The Administrative Procedure Act requires citizen consultation. At the same time, the Federal government is demanding that agencies move away from paper-based to fully electronic operations. These two compliance requirements as well as the concrete and time-limited nature of rulemaking drive our focus on administrative law. This also creates the opportunity, not only for changing the practice of administrative law through technology, but to reinvigorate the right to citizen participation.

Once the technology is demonstrated in the rulemaking context, we anticipate that it will have widespread impact on participation and consultation, generally. Such a space and the related tools could be re-used for all forms of citizen participation and consultation as conducted by state and local governments. It can be used for shareholder democracy and democratic practice in business life as well as for government. It can be used for legal and other forms of recruiting. It can serve as the locus for running citizen juries and will make it possible for entities in government, business and civic life to do consultation that could not do it before.

We also imagine that Building Civic Cyberspace can impact the political process. These virtual fairs will be an excellent place for the League of Women Voters to organize candidate debates and political party fairs. Our immediate focus on rulemaking is a way to test the possibilities for using such virtual spaces to organize deliberation as part of the larger political process.

This is also an ideal venue for legal and civic education. Imagine law students having to set up and run their own fair as a way of learning about administrative and other substantive areas of law!
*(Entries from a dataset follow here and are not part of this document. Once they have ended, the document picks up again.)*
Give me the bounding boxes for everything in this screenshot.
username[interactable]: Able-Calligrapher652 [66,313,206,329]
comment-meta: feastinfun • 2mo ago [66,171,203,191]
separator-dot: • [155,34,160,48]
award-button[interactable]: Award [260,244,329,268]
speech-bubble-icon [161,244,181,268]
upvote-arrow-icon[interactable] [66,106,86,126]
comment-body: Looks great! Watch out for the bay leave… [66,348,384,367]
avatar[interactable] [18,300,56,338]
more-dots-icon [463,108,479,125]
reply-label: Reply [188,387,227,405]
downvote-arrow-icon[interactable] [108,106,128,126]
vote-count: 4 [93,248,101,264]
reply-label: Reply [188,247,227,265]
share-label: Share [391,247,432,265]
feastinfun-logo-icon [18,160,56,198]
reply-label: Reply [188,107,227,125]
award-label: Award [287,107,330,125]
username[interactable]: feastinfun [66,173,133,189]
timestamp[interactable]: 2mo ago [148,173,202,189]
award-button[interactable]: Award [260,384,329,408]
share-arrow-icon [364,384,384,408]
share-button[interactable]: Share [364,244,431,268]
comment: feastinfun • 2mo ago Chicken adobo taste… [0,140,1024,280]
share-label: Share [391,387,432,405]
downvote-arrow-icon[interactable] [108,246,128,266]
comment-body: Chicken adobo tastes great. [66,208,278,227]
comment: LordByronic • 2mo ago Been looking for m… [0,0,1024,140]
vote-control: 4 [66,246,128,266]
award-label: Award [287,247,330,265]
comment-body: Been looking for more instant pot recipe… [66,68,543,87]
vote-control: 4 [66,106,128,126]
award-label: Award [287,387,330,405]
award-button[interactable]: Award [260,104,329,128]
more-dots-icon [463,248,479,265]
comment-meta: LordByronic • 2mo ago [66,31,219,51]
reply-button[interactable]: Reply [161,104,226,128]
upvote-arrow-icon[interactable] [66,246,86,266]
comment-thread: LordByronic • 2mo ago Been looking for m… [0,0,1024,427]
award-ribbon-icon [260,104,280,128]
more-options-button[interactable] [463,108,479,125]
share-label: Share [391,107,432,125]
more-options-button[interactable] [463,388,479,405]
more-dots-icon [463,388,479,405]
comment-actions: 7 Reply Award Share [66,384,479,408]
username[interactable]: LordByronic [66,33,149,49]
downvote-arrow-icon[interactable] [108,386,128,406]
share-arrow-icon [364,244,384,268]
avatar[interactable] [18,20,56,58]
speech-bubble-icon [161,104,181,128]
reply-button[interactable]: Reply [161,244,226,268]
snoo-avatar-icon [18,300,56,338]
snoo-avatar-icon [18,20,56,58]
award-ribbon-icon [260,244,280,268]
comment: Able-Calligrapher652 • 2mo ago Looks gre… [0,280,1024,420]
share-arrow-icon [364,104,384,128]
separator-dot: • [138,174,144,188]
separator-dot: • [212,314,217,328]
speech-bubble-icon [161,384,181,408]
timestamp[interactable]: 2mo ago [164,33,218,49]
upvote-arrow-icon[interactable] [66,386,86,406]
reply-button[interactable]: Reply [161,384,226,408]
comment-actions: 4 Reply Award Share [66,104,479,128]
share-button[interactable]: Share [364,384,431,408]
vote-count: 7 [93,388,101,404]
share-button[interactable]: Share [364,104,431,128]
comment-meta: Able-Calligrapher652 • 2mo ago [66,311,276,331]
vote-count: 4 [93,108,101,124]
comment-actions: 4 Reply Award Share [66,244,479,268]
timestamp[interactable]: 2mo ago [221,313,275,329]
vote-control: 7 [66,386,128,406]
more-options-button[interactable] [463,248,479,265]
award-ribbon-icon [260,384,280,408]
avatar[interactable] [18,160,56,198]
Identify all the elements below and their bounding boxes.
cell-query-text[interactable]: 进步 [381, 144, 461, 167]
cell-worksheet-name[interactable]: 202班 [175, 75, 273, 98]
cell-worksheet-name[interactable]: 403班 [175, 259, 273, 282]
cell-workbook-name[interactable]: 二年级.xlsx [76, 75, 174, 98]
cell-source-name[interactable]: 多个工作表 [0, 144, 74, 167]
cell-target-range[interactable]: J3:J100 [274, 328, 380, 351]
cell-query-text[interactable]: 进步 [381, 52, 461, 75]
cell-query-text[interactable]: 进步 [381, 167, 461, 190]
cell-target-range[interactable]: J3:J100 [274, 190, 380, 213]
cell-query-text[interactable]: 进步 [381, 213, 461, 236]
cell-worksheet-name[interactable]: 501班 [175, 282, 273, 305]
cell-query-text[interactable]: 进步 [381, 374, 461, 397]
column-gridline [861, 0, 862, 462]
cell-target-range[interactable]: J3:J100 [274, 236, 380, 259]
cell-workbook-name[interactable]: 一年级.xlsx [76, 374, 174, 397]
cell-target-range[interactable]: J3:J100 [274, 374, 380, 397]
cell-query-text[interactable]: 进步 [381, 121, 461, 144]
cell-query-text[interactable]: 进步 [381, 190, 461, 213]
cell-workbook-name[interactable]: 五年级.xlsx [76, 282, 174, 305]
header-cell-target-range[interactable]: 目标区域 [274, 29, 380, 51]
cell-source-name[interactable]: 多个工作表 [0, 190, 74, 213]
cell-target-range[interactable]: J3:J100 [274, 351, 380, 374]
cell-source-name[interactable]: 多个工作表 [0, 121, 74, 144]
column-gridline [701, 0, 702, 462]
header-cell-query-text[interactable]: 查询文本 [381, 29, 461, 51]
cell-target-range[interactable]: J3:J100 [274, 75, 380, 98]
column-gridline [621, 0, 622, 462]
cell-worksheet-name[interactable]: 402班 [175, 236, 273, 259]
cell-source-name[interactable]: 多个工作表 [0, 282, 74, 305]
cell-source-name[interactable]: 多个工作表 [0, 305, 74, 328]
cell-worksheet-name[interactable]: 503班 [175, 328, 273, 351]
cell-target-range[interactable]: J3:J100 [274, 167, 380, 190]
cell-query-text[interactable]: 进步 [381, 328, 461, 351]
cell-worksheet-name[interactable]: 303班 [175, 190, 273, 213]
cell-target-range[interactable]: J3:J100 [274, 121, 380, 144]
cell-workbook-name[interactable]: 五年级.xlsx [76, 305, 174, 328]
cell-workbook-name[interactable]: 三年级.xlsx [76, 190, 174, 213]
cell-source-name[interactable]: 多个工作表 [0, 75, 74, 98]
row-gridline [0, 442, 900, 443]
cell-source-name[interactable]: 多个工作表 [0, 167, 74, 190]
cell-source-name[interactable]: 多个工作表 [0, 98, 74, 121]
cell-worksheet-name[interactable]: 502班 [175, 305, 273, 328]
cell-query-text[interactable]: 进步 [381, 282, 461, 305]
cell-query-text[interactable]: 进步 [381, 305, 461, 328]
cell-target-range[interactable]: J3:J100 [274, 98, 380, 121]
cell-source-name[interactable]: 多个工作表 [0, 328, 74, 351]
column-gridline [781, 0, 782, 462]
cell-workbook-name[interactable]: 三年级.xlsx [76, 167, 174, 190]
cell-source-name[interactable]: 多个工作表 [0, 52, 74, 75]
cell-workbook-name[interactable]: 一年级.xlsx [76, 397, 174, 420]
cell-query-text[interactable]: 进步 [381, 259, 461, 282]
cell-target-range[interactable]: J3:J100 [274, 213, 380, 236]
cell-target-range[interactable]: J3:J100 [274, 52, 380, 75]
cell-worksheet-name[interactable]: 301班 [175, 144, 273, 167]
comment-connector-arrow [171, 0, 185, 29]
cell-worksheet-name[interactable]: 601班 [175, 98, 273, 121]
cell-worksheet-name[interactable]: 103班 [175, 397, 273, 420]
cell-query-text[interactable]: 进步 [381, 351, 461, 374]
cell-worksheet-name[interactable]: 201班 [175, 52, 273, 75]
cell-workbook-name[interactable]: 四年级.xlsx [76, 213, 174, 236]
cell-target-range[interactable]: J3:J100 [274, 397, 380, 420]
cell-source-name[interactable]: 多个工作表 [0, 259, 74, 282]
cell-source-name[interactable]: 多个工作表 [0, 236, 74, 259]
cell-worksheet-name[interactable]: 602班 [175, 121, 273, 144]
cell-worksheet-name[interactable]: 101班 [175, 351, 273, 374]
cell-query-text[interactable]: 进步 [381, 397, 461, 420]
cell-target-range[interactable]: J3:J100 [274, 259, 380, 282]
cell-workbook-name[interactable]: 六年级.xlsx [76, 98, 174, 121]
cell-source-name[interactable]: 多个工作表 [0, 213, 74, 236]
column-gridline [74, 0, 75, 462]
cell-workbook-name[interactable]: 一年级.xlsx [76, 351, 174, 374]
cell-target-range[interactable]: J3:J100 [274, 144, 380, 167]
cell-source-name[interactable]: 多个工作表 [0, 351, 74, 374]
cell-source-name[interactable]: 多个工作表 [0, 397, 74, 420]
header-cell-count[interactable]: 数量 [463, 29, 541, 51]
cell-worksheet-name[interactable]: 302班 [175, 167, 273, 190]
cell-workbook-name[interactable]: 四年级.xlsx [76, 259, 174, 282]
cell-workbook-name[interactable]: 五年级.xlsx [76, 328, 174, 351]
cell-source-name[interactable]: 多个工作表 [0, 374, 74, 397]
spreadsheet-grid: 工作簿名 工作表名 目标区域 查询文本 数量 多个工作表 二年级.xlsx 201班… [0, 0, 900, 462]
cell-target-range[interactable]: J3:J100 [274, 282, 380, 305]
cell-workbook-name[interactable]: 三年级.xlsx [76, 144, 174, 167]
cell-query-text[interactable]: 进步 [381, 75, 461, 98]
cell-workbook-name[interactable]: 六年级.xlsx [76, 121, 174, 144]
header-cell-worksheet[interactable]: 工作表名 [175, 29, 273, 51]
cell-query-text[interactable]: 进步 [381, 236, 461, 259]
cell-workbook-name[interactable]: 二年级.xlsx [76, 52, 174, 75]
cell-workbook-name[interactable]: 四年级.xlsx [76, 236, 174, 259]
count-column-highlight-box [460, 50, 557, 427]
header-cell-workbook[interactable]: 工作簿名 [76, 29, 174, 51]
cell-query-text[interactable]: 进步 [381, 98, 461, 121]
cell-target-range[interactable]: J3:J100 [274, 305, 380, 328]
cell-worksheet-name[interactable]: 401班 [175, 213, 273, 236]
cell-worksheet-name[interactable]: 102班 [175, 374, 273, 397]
Imagine a group of engineering students and a group of political science students having to collaborate on setting up a fair about a transportation issue! We know that opportunities to explore and show mastery motivate and educate. The next generation of citizens, including today’s students, will be entirely comfortable moving around and interacting inside a virtual world. They will come to expect their online interactions to have an impact on what the government decides to do.

The new possibilities for holding events in cyberspace created by virtual worlds should be explored. We know that presence with others at an event helps to create civic virtue. We know that “face to face” confrontation, even among avatars, improves behavior. We know that community “events” can spur engagement and that playing a role (serving on a policy jury, working as an advocate to explain a group’s views, etc.) produces a greater sense of contribution and belonging to the group. We know that thoughtful deliberation by the community of interest produces more substantive and more legitimate results. We aim to exploit the democratic possibilities of virtual worlds to remedy the defects of current methods and, in so doing, to make administrative rulemaking a more effective, manageable and democratic process.